Scaling won’t fix inefficient code — but it can significantly improve reliability and throughput once the fundamentals are in place.

Make your API Stateless (Required for Scaling)

❌ Example: What Breaks Scaling

Static or in-memory state ties requests to a single instance.

public class OrderController : ControllerBase
{
private static List<Order> _orders = new();
}

✅ Use External State Instead

Externalize state to:

  • Databases
  • Distributed cache (Redis)
  • Message queues
public class OrderController : ControllerBase
{
private readonly IDistributedCache _cache;

public OrderController(IDistributedCache cache)
{
_cache = cache;
}
}

Example: Distributed Cache Configuration (Scale Friendly)

When running multiple instances, in-memory cache is no longer enough.

Redis Configuration Example (.NET)

builder.Services.AddStackExchangeRedisCache(options =>
{
options.Configuration = builder.Configuration.GetConnectionString("Redis");
options.InstanceName = "ApiCache:";
});

Usage Remains the Same

await _cache.SetStringAsync(
"active_users",
JsonSerializer.Serialize(users),
new DistributedCacheEntryOptions
{
AbsoluteExpirationRelativeToNow = TimeSpan.FromMinutes(5)
});

Multiple API instances now share the same cache.

Health Checks (Critical for Load Balancers)

Load balancers need a way to know if an instance is healthy.

builder.Services.AddHealthChecks()
.AddSqlServer(builder.Configuration.GetConnectionString("Default"));

Map the Endpoint

Load balancers can now:

  • Route traffic only to healthy instances
  • Automatically remove failing nodes
app.MapHealthChecks("/health");

Example: Scale-Friendly Configuration (No Sticky Sessions)

Avoid relying on session affinity (“sticky sessions”).

❌Instead of this:

services.AddSession();

✅ Use External State Instead

  • JWT authentication
  • Distributed session stores (Redis)
  • Claims-based identity
builder.Services.AddAuthentication("Bearer")
.AddJwtBearer();

This allows any instance to handle any request.

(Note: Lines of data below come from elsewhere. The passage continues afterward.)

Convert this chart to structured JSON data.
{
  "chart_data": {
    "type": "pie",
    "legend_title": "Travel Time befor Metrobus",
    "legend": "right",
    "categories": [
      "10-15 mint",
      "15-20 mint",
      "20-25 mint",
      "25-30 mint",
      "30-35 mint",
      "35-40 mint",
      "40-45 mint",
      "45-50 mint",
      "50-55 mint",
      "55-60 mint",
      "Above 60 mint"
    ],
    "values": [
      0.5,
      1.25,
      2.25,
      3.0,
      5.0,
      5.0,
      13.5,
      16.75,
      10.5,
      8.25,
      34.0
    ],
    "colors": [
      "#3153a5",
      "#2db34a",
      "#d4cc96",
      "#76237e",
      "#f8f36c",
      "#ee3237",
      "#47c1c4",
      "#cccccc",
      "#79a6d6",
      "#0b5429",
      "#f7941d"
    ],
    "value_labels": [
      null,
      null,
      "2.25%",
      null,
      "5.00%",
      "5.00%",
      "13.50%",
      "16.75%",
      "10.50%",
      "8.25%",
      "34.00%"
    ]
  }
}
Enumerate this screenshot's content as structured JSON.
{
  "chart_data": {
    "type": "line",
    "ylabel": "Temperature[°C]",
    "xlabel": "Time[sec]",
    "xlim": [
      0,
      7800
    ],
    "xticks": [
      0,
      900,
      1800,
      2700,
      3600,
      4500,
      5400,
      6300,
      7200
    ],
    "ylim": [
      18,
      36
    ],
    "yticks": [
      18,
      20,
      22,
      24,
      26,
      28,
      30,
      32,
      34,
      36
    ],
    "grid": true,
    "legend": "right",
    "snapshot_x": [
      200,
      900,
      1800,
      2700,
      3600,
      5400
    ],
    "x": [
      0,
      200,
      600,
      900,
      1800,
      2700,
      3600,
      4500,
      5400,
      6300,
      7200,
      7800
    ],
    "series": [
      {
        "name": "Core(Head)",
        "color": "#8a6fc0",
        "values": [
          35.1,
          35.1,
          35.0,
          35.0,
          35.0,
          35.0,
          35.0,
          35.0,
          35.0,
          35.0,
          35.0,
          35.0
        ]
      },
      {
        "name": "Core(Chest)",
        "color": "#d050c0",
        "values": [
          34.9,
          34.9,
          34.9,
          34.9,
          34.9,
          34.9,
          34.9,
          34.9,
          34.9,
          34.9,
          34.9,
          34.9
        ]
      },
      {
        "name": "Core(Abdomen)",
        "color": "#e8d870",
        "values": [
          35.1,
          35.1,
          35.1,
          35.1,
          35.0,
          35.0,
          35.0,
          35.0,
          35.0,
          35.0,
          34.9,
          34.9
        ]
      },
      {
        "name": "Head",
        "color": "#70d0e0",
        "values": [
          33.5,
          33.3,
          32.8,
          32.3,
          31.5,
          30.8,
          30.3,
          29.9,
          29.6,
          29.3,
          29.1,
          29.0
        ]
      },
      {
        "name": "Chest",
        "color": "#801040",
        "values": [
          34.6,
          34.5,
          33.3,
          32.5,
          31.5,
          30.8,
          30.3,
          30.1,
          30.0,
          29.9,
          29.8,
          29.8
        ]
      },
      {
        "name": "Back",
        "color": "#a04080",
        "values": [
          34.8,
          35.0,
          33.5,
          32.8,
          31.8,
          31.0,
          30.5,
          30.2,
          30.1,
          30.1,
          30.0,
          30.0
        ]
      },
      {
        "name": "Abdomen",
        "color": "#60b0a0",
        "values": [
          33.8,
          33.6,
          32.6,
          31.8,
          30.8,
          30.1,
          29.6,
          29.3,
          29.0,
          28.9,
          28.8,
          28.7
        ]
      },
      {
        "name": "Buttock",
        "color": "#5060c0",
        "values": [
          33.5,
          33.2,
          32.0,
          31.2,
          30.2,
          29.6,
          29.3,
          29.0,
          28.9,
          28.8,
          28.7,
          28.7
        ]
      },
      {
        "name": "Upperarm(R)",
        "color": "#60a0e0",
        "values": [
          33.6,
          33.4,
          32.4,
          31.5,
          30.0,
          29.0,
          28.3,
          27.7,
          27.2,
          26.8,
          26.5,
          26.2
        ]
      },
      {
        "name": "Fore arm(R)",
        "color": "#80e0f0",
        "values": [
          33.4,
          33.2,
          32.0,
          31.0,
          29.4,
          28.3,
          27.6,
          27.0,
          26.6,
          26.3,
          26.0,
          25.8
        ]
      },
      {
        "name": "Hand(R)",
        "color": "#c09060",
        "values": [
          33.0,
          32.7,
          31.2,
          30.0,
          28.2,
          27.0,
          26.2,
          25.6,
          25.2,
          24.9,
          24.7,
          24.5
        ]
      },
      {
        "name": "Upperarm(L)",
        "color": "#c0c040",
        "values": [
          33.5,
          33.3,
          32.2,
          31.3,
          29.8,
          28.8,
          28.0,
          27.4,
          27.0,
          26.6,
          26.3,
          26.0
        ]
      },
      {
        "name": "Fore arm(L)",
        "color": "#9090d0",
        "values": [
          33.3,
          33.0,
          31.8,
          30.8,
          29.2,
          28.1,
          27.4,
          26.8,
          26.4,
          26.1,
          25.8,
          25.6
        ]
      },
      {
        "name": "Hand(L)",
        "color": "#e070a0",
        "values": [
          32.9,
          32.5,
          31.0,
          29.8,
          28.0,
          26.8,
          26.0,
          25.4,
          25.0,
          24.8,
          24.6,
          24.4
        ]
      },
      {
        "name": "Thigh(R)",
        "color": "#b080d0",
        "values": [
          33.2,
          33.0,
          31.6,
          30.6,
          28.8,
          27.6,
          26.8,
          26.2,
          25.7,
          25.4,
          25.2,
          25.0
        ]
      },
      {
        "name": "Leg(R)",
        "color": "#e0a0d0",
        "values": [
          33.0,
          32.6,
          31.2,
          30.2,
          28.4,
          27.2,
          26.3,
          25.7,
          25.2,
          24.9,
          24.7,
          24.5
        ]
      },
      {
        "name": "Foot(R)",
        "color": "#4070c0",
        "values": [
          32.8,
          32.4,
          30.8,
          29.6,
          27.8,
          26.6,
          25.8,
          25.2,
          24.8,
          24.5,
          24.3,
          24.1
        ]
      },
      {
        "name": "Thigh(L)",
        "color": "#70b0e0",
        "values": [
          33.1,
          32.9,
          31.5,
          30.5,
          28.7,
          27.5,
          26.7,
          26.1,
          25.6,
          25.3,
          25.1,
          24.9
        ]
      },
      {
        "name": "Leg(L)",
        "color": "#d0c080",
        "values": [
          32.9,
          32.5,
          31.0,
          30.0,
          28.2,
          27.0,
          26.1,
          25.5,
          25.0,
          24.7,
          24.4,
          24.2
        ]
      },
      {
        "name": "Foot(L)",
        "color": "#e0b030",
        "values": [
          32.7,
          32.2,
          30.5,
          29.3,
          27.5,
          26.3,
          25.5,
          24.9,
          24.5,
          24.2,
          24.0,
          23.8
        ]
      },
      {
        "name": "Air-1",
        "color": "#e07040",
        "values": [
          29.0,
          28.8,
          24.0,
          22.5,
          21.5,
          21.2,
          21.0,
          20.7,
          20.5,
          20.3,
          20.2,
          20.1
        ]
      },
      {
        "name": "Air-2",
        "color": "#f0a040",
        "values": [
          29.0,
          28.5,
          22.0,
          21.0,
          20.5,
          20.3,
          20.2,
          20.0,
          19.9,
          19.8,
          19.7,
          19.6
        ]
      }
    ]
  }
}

Example: Idempotency for Scaled APIs

With load balancing, retries happen.

Your API must handle duplicate requests safely.

  • Load balancers retry
  • Clients retry
  • Duplicate processing = bugs
[HttpPost("payments")]
public async Task<IActionResult> CreatePayment(
[FromHeader(Name = "Idempotency-Key")] string key,
PaymentRequest request)
{
if (await _store.ExistsAsync(key))
return Ok(await _store.GetResultAsync(key));

var result = await ProcessPaymentAsync(request);

await _store.SaveAsync(key, result);

return Ok(result);
}

Example: Auto-Scaling Triggers (Conceptual)

Auto-scaling is usually triggered by:

  • CPU usage
  • Memory usage
  • Request count
  • Queue length

Your job as an API developer is to:

  • Keep requests fast
  • Avoid blocking threads
  • Push work to background processors

The platform handles the rest.

Web API Performance 101

When it comes down to it, Web API performance is about doing less work and doing it intentionally.

  • Optimize database queries
  • Minimize response data
  • Use paging
  • Cache intelligently
  • Offload long-running work
  • Scale when necessary

Performance isn’t about clever tricks or framework internals. It’s about understanding where the real costs are — and designing your APIs accordingly.